Flash forward to the present: I'm a soon-to-be graduate with a Masters in English. I've spent the last three years writing and teaching writing at the university level. I've written everything from lesson plans to budget memos to a 26-page thesis on freshman English. And it dawned on me, just a week or so ago, that I am, as it turns out, a writer.

I don't write haikus, I don't opine in personal essays, and I definitely don't write any kind of fiction. But I do write, and I write often. I write to make it through every single day. I write to communicate with students, with family, with bosses, and with potential employers. I write for all kinds of audiences and all kinds of purposes. I know I'm not the only one out there doing this kind of writing. I know this partly because my writing is usually prompted by someone else's writing (an email, etc.), and partly because I know that the writing skills and strategies I try so hard to pass on to my freshman and advanced writing students eventually get put to use in jobs, in civic lives, and in personal relationships.

In other words, we are all writers. We can't reserve the lofty label of writer for those who craft poems or crank out newspaper stories. We all must be writers to get along in our world. And that's exactly what this blog will be about: how we use writing to get along in our world every day.

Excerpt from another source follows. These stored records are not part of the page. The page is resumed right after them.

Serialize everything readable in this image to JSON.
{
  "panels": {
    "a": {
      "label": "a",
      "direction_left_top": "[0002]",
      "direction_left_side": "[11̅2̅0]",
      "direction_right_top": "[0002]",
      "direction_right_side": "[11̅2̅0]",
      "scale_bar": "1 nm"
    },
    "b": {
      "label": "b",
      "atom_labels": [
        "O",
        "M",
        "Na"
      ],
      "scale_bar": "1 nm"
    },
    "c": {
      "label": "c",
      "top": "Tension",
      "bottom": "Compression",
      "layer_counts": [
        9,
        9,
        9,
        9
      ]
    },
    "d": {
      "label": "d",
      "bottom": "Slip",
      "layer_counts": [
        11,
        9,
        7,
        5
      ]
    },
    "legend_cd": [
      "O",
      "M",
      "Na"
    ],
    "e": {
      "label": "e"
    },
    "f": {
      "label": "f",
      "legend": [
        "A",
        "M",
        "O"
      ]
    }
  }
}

Now for the details. Here's a preview of what I'll write about:
  • I'll mostly post about different kinds of writing everyday writers do, sorted by purpose
  • I'll also post about writing tips/tricks
  • I'll probably post the occasional reflective piece, delving into deeper issues of writing in our society
Some things I won't do? Well, we'll figure that out as we go along. But I canNOT commit to refraining from
  • Overuse of alliteration
  • Multiple "not only, but also" constructions in a single post
  • The occasional rant on ineffective communication (a la FAIL blog)
Since that nicely sums up my purpose for the blog and what you might find here, and since, in accordance with the genre of manifestos (man I love creating linked words!), this manifesto has been sufficiently long and humorless, I think it's wise to end things here. Come back for more glimpses into this writer's writing life.